Horse Racing

Footage of UK abattoir slaughtering racehorses 'does not happen here', Irish officials say

The British Horseracing Authority has promised to examine content of the BBC Panorama investigation.

shean DAG Michael Sheahan, deputy chief veterinary officer DAFM.

DEPARTMENT OF AGRICULTURE officials have said the method of horse slaughter which appeared to be shown in a BBC Panorama investigation broadcast last night “is not something that happens here”. 

The programme, entitled The Dark Side of Horse Racing, broadcast covert footage filmed inside one of the UK’s biggest abattoirs – which it is claimed showed rules surrounding the slaughter of horses being breached.

The programme also reported that horses had been transported from Ireland to the UK with an injury before arriving at an abattoir – which is against the approved practices. 

The Department of Agriculture has said that health certificates were not required to move horses between Ireland, Britain and France prior to 1 January, only passports were, but that this has since changed. 

The British Horseracing Authority has said that it will look at the issues raised as a “matter of urgency” and will hold meetings with the independently-chaired Horse Welfare Board to discuss the content of the BBC Panorama investigation.

Horse Racing Ireland responded after the programme too, stating: “Horse Racing Ireland unreservedly condemns the practices shown in the images from the Swindon, UK abattoir, portrayed this evening in the BBC documentary Panorama.

HRI supports calls for an investigation by the relevant UK authority into this abattoir. This footage showed both animal and human health issues and is not reflective of the care that racehorses receive in the horseracing industry throughout their lives. 

Speaking at an Oireachtas Committee this morning, Deputy Chief Veterinary Officer at the Department of Agriculture Michael Sheahan said he had seen the programme “for the the first time last night” so he cannot comment in detail.  

Despite this, he said that some of the issues around horse slaughter were “most striking”. 

“In the footage we appear to see horses being led into a sort of a room or an anti-chamber and we appear to see a slaughter man with a rifle, in some cases it appeared that he was taking a shot at the horse from a distance and in other cases it looked like he was, holding the horse by the halter with one hand and apparently trying to shoot the horse with the other hand. So I have to say that was, putting it mildly, very surprising for all sorts of reasons,” Sheahan said. 

You know for health and safety reasons if nothing else, but from an animal welfare point of view as well that certainly was somewhat surprising.

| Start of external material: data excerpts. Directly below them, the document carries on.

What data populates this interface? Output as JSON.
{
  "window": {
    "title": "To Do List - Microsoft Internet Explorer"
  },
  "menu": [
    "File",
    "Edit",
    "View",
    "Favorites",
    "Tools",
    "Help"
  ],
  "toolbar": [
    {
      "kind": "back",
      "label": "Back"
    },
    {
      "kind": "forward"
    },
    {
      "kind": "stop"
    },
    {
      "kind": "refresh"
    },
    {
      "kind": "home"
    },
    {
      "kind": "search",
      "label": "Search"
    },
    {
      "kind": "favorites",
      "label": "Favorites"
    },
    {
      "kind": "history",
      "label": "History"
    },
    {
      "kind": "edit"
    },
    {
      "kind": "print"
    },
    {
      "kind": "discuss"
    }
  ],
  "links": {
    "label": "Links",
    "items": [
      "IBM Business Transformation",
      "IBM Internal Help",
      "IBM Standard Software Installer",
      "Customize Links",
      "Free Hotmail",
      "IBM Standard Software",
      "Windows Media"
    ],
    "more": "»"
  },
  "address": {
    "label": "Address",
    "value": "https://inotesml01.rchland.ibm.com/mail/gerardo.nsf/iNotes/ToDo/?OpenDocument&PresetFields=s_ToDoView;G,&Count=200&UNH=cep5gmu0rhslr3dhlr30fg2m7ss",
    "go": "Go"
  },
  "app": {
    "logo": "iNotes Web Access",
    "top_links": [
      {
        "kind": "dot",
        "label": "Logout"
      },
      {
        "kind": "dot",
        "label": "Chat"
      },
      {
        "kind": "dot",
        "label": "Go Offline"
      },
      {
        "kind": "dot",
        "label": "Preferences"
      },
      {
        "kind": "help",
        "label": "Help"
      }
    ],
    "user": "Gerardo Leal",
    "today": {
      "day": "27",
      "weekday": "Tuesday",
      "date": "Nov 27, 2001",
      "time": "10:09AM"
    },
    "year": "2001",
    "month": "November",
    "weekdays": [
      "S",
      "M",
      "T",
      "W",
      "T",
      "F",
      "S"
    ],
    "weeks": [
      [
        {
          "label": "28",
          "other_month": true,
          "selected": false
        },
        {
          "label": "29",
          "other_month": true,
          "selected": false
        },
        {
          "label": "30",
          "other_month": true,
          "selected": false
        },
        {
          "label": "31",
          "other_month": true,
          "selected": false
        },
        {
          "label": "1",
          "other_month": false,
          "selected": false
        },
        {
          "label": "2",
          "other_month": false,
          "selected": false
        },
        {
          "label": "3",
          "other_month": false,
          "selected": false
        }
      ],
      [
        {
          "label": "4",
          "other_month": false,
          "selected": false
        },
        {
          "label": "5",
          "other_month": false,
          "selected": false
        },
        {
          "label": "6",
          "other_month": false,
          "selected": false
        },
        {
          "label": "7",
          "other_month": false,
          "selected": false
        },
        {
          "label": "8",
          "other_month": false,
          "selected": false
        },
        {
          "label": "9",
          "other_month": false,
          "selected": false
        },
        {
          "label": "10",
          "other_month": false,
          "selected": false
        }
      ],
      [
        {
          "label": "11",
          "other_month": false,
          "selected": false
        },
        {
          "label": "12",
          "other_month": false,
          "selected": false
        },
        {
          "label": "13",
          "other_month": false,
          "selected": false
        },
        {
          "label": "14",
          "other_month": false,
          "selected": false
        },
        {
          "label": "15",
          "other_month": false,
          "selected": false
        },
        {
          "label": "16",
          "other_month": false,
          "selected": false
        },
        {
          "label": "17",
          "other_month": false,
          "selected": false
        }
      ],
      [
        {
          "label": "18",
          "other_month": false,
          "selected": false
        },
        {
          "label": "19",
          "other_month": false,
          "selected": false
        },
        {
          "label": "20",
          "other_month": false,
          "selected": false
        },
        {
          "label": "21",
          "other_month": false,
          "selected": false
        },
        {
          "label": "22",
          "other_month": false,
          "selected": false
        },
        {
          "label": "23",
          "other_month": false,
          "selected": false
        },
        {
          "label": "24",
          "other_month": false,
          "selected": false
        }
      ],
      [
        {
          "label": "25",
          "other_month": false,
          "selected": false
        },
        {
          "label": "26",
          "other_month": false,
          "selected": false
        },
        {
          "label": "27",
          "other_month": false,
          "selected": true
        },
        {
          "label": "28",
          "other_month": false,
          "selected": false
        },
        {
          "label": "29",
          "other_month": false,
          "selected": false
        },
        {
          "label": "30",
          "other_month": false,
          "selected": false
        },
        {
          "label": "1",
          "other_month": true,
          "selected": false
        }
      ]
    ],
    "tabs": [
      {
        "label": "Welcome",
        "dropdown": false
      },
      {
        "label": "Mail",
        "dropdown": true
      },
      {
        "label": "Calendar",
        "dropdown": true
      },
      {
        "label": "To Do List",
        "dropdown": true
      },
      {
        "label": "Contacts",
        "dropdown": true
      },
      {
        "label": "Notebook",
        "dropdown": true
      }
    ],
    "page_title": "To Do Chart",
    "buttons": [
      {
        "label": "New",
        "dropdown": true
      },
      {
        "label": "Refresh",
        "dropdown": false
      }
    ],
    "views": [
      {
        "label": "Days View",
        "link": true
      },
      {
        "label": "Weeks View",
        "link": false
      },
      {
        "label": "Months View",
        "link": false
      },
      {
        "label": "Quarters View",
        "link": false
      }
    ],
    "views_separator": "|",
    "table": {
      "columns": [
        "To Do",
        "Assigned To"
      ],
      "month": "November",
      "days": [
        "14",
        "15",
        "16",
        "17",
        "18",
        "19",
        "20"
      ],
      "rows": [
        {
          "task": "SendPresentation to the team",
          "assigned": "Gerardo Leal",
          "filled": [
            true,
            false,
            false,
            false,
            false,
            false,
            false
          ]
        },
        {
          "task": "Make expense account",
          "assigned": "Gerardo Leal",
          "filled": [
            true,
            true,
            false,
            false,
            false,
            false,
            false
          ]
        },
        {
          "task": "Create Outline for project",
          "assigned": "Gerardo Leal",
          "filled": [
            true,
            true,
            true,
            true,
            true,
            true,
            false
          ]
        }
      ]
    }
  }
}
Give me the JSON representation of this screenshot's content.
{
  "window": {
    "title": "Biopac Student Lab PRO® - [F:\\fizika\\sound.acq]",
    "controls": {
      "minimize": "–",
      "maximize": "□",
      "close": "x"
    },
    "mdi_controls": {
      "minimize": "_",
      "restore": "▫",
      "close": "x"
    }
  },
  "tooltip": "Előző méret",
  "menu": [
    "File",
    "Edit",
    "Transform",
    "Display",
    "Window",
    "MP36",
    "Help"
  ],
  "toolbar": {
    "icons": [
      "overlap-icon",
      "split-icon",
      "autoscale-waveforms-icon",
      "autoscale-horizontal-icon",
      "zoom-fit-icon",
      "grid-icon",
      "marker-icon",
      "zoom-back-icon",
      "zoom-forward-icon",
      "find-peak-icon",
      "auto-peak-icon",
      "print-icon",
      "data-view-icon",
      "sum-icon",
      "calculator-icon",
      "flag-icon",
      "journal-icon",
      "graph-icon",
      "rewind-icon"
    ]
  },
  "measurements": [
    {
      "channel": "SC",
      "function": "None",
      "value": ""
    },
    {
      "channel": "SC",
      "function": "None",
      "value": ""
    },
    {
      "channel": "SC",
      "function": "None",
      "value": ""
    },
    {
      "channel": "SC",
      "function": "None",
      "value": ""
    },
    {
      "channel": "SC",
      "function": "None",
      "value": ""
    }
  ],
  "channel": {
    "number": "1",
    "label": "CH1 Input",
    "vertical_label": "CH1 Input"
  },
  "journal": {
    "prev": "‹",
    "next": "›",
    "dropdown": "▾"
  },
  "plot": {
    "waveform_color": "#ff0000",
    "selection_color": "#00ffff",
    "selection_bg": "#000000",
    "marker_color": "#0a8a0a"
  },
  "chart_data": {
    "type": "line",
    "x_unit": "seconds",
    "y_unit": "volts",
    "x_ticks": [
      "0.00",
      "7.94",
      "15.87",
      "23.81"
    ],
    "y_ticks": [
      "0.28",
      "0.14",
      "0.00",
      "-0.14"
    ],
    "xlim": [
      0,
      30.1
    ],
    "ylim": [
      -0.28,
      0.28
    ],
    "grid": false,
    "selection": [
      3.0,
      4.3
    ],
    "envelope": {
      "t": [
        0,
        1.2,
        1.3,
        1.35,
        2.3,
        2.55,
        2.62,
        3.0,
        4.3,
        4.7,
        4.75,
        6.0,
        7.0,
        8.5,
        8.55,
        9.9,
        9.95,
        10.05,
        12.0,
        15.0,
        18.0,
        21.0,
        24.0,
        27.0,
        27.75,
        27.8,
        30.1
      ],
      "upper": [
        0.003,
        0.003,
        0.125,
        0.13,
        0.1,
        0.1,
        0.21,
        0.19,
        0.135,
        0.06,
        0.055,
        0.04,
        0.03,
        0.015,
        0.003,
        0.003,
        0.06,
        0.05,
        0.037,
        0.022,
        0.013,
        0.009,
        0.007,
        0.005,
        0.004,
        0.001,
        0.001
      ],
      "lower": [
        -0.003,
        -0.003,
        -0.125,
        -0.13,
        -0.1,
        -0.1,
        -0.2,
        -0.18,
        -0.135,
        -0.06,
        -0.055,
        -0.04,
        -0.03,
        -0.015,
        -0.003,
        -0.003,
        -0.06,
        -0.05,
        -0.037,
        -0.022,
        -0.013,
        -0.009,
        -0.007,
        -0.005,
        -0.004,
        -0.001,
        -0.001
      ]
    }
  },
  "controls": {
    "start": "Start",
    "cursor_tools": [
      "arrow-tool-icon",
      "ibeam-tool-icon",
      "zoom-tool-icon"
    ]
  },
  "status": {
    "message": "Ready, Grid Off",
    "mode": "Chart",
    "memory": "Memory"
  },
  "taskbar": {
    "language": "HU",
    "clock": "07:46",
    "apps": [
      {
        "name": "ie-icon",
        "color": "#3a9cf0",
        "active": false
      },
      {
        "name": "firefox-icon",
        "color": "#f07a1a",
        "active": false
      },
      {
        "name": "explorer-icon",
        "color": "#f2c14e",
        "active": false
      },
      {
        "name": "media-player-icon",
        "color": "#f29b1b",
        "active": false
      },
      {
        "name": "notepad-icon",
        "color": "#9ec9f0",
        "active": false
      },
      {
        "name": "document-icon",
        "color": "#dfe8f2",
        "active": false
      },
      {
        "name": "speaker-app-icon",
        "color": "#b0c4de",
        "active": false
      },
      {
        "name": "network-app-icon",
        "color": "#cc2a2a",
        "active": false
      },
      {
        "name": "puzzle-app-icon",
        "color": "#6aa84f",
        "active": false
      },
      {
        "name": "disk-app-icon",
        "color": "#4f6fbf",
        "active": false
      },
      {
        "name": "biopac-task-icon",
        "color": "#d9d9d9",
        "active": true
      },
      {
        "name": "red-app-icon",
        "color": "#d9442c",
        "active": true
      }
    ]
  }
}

He added: “For the avoidance of any doubt, that is certainly not something that happens here. I don’t know if it’s ever happened in the distant past or not but certainly not in my time. When horses are slaughtered here in a slaughter plant here they’re dealt with in pretty much the same ways as cattle.”

Speaking about the alleged transportation of injured horses, Sheahan said: “Up until January of this year, there was a so called tripartite agreement in place which effectively allowed for the free movement of horses between ourselves and Britain and indeed France. It meant that you didn’t need health certificates or any other documentation, other than the passport, if you wanted to move your horse from here to Britain or indeed horse here to France. That has changed since 1 January, if you want to move a horse from Ireland to Britain you have to go through the full rigours of getting a vet involved and a health certificate and so on.”

Contaminated meat

Another claim in the Panorama programme was that contaminated horse meat was finding its way into the human food chain via the fraudulent practice of switching microchips inside horses to evade passport checks which may show an animal had been treated with Bute.

In response, the UK’s Food Standards Agency said in a statement: “Upholding animal welfare and the safety and authenticity of the food we eat is a top priority for Government.

“The Food Standards Agency and Defra work closely with food businesses and slaughterhouses to ensure that animal welfare is maintained at all stages of food production and that all our food is correctly labelled and safe to eat.

“The FSA has asked Panorama to supply the footage that has been obtained during this investigation. If there is any evidence of mistreatment of animals, they will take action and investigate thoroughly.”